Склонив голову над вышивкой и больше не продолжая разговора о поездке в Сан-Франциско, Оливия слушала безмятежную болтовню Оноры о предстоящем приеме. Несмотря на небольшие размеры Проспера, в нем велась довольно активная светская жизнь с вечеринками и прочими развлечениями. Эти развлечения продолжались круглый год. В конце каждой весны дамы Проспера устраивали большой пикнике танцами и приглашали всех, живших в округе. Женщины по очереди организовывали этот прием, а нынешней весной его устраивала Онора. Матери Оливии очень нравились ее хлопоты. По многу раз обдумывая каждую деталь, Онора целыми днями рассказывала, как хорошо или как плохо идут дела. Сегодняшний день не был исключением. Оливия терпеливо слушала и давала советы, когда ее просили об этом, но по большей части играла роль молчаливого слушателя, что на самом деле и требовалось Оноре.

Когда Онора начинала делать обзор своих планов и свершений, она всегда неожиданно вспоминала о какой-нибудь важной детали, о которой необходимо было немедленно позаботиться. И на этот раз случилось то же. Неожиданно уронив на колени пяльцы, она воскликнула:

— О Боже!

Этот патетический момент был настолько предсказуем, что Оливия улыбнулась и со сдерживаемой веселостью спросила:

— Что-нибудь случилось?

— Я совершенно забыла попросить у Беатрис Паджет набор для пунша. Как это могло вылететь у меня из головы!

— Не сомневаюсь, миссис Паджет и так знает, что ее набор для пунша понадобится, — успокоила мать Оливия. — В конце концов, она единственный человек в городе, владеющий тремя сотнями чаш для пунша.

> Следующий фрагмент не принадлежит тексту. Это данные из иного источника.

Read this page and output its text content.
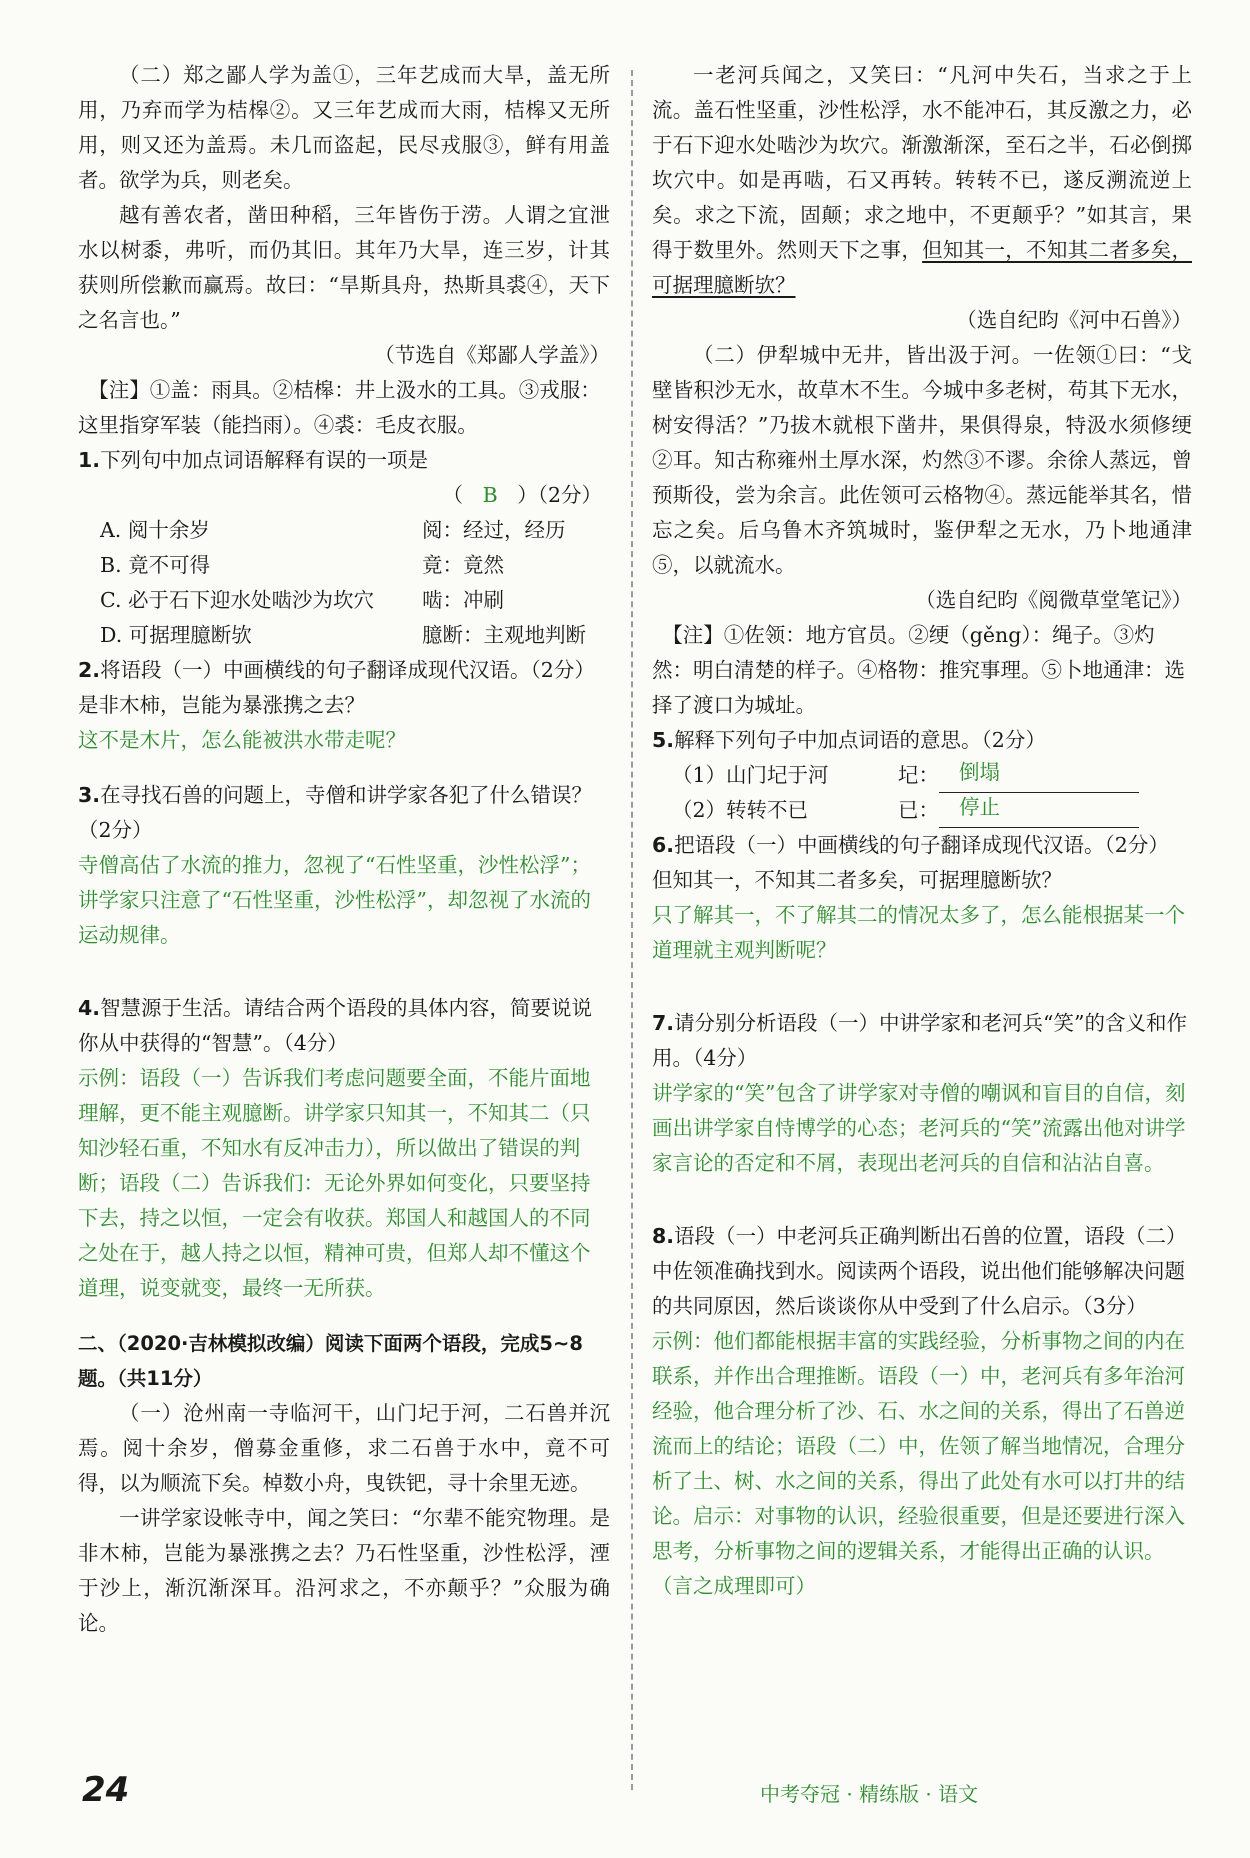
（二）郑之鄙人学为盖①，三年艺成而大旱，盖无所用，乃弃而学为桔槔②。又三年艺成而大雨，桔槔又无所用，则又还为盖焉。未几而盗起，民尽戎服③，鲜有用盖者。欲学为兵，则老矣。

越有善农者，凿田种稻，三年皆伤于涝。人谓之宜泄水以树黍，弗听，而仍其旧。其年乃大旱，连三岁，计其获则所偿歉而赢焉。故曰：“旱斯具舟，热斯具裘④，天下之名言也。”

（节选自《郑鄙人学盖》）

【注】①盖：雨具。②桔槔：井上汲水的工具。③戎服：这里指穿军装（能挡雨）。④裘：毛皮衣服。

1.下列句中加点词语解释有误的一项是

（ B ）（2分）

A. 阅十余岁	阅：经过，经历

B. 竟不可得	竟：竟然

C. 必于石下迎水处啮沙为坎穴	啮：冲刷

D. 可据理臆断欤	臆断：主观地判断

2.将语段（一）中画横线的句子翻译成现代汉语。（2分）

是非木柿，岂能为暴涨携之去？

这不是木片，怎么能被洪水带走呢？

3.在寻找石兽的问题上，寺僧和讲学家各犯了什么错误？（2分）

寺僧高估了水流的推力，忽视了“石性坚重，沙性松浮”；讲学家只注意了“石性坚重，沙性松浮”，却忽视了水流的运动规律。

4.智慧源于生活。请结合两个语段的具体内容，简要说说你从中获得的“智慧”。（4分）

示例：语段（一）告诉我们考虑问题要全面，不能片面地理解，更不能主观臆断。讲学家只知其一，不知其二（只知沙轻石重，不知水有反冲击力），所以做出了错误的判断；语段（二）告诉我们：无论外界如何变化，只要坚持下去，持之以恒，一定会有收获。郑国人和越国人的不同之处在于，越人持之以恒，精神可贵，但郑人却不懂这个道理，说变就变，最终一无所获。

二、（2020·吉林模拟改编）阅读下面两个语段，完成5~8题。（共11分）

（一）沧州南一寺临河干，山门圮于河，二石兽并沉焉。阅十余岁，僧募金重修，求二石兽于水中，竟不可得，以为顺流下矣。棹数小舟，曳铁钯，寻十余里无迹。

一讲学家设帐寺中，闻之笑曰：“尔辈不能究物理。是非木柿，岂能为暴涨携之去？乃石性坚重，沙性松浮，湮于沙上，渐沉渐深耳。沿河求之，不亦颠乎？”众服为确论。

一老河兵闻之，又笑曰：“凡河中失石，当求之于上流。盖石性坚重，沙性松浮，水不能冲石，其反激之力，必于石下迎水处啮沙为坎穴。渐激渐深，至石之半，石必倒掷坎穴中。如是再啮，石又再转。转转不已，遂反溯流逆上矣。求之下流，固颠；求之地中，不更颠乎？”如其言，果得于数里外。然则天下之事，但知其一，不知其二者多矣，可据理臆断欤？

（选自纪昀《河中石兽》）

（二）伊犁城中无井，皆出汲于河。一佐领①曰：“戈壁皆积沙无水，故草木不生。今城中多老树，苟其下无水，树安得活？”乃拔木就根下凿井，果俱得泉，特汲水须修绠②耳。知古称雍州土厚水深，灼然③不谬。余徐人蒸远，曾预斯役，尝为余言。此佐领可云格物④。蒸远能举其名，惜忘之矣。后乌鲁木齐筑城时，鉴伊犁之无水，乃卜地通津⑤，以就流水。

（选自纪昀《阅微草堂笔记》）

【注】①佐领：地方官员。②绠（gěng）：绳子。③灼然：明白清楚的样子。④格物：推究事理。⑤卜地通津：选择了渡口为城址。

5.解释下列句子中加点词语的意思。（2分）

（1）山门圮于河	圮： 倒塌

（2）转转不已	已： 停止

6.把语段（一）中画横线的句子翻译成现代汉语。（2分）

但知其一，不知其二者多矣，可据理臆断欤？

只了解其一，不了解其二的情况太多了，怎么能根据某一个道理就主观判断呢？

7.请分别分析语段（一）中讲学家和老河兵“笑”的含义和作用。（4分）

讲学家的“笑”包含了讲学家对寺僧的嘲讽和盲目的自信，刻画出讲学家自恃博学的心态；老河兵的“笑”流露出他对讲学家言论的否定和不屑，表现出老河兵的自信和沾沾自喜。

8.语段（一）中老河兵正确判断出石兽的位置，语段（二）中佐领准确找到水。阅读两个语段，说出他们能够解决问题的共同原因，然后谈谈你从中受到了什么启示。（3分）

示例：他们都能根据丰富的实践经验，分析事物之间的内在联系，并作出合理推断。语段（一）中，老河兵有多年治河经验，他合理分析了沙、石、水之间的关系，得出了石兽逆流而上的结论；语段（二）中，佐领了解当地情况，合理分析了土、树、水之间的关系，得出了此处有水可以打井的结论。启示：对事物的认识，经验很重要，但是还要进行深入思考，分析事物之间的逻辑关系，才能得出正确的认识。（言之成理即可）

24	中考夺冠 · 精练版 · 语文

— Однако было бы страшно невежливо не спросить ее, чтобы получить подтверждение, что мы сможем воспользоваться ее собственностью. Я напишу ей записку прямо сейчас, — сообщила Онора, откладывая пяльцы и направляясь к письменному столу. — Ты найдешь минутку и отнесешь записку, дорогая? Я очень занята сегодня. И хотя я с удовольствием повидалась бы с Беатрис, но ты ведь знаешь ее манеру разговаривать. Если она начинает что-то рассказывать, ее невозможно остановить.

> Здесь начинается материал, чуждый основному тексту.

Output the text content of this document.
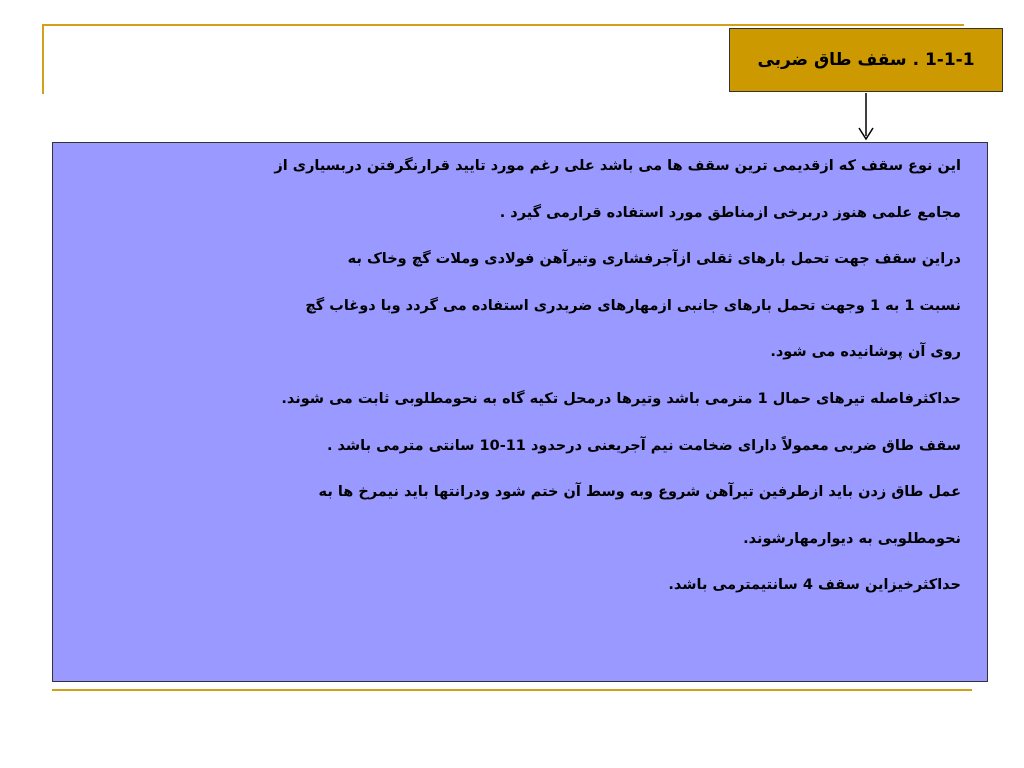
1-1-1 . سقف طاق ضربی
این نوع سقف که ازقدیمی ترین سقف ها می باشد علی رغم مورد تایید قرارنگرفتن دربسیاری از
مجامع علمی هنوز دربرخی ازمناطق مورد استفاده قرارمی گیرد .
دراین سقف جهت تحمل بارهای ثقلی ازآجرفشاری وتیرآهن فولادی وملات گچ وخاک به
نسبت 1 به 1 وجهت تحمل بارهای جانبی ازمهارهای ضربدری استفاده می گردد وبا دوغاب گچ
روی آن پوشانیده می شود.
حداکثرفاصله تیرهای حمال 1 مترمی باشد وتیرها درمحل تکیه گاه به نحومطلوبی ثابت می شوند.
سقف طاق ضربی معمولاً دارای ضخامت نیم آجریعنی درحدود 11-10 سانتی مترمی باشد .
عمل طاق زدن باید ازطرفین تیرآهن شروع وبه وسط آن ختم شود ودرانتها باید نیمرخ ها به
نحومطلوبی به دیوارمهارشوند.
حداکثرخیزاین سقف 4 سانتیمترمی باشد.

— Конечно, — ответила Оливия, с готовностью откладывая свои пяльцы. Она очень хорошо вышивала, но вышивание не доставляло ей удовольствия. — И я бы хотела покататься на лошади после визита к миссис Паджет, — сообщила она матери.

Оливии хотелось некоторое время побыть одной. Она надеялась, что быстрая верховая езда развеет ее меланхолию. И потом, она решила навестить свою подругу Ди. Оливии, казалось, что визит к Ди Сван — это как раз то, в чем она нуждалась. Безукоризненная логика Ди всегда раскрывала самую суть проблемы. Ясность мысли и откровенность подруги сейчас были особенно необходимы Оливии.

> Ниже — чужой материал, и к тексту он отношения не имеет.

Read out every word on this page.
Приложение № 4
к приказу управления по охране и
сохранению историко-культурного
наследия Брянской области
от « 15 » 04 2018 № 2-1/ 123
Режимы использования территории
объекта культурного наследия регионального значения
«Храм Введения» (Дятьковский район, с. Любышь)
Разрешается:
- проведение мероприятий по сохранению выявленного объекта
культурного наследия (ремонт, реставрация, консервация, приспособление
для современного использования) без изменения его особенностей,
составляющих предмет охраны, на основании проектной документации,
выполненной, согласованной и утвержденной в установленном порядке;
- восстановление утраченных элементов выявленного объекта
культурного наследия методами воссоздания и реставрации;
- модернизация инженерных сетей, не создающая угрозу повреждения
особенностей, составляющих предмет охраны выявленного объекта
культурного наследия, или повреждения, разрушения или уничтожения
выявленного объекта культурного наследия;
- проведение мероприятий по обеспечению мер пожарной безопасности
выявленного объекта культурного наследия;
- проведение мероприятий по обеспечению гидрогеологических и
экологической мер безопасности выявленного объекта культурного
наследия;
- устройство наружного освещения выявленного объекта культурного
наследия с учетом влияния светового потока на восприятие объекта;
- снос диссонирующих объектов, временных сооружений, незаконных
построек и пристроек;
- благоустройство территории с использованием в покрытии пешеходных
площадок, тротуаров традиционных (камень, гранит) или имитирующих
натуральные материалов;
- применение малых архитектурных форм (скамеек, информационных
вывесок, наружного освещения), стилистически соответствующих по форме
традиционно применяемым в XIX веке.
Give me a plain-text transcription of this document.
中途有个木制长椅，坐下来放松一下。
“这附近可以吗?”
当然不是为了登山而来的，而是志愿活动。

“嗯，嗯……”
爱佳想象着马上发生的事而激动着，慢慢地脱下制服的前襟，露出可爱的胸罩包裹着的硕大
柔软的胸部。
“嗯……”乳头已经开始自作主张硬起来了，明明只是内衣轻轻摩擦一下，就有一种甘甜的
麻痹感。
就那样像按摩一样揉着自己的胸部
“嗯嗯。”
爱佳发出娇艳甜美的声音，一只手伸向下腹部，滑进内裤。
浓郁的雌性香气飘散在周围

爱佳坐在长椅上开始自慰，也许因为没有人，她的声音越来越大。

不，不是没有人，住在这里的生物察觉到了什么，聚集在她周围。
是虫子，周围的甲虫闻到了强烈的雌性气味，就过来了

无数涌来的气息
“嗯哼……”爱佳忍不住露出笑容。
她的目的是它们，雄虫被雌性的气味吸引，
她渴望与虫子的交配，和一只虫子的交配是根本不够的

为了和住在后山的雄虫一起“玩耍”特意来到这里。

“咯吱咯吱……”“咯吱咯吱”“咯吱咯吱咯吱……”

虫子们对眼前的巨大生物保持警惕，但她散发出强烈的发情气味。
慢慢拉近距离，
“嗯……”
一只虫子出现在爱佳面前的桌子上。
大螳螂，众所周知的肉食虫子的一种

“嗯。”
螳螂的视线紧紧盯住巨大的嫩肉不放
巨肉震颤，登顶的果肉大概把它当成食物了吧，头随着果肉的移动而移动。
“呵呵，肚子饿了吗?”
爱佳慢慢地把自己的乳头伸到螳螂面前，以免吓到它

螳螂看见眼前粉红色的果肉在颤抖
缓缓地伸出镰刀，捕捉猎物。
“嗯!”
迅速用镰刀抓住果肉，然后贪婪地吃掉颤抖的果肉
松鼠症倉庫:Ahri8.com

Она поднялась наверх, чтобы переодеться в костюм для верховой езды, пока Онора писала записку Беатрис Паджет. Когда она, спустилась вниз, мать уже складывала лист.

— Вот, — сказала она, засовывая бумагу в карман Оливии. — Объясни, пожалуйста, Беатрис, как мне жаль, что я не смогла прийти сама, но я обещаю вскоре навестить ее, чтобы обсудить все детали приема.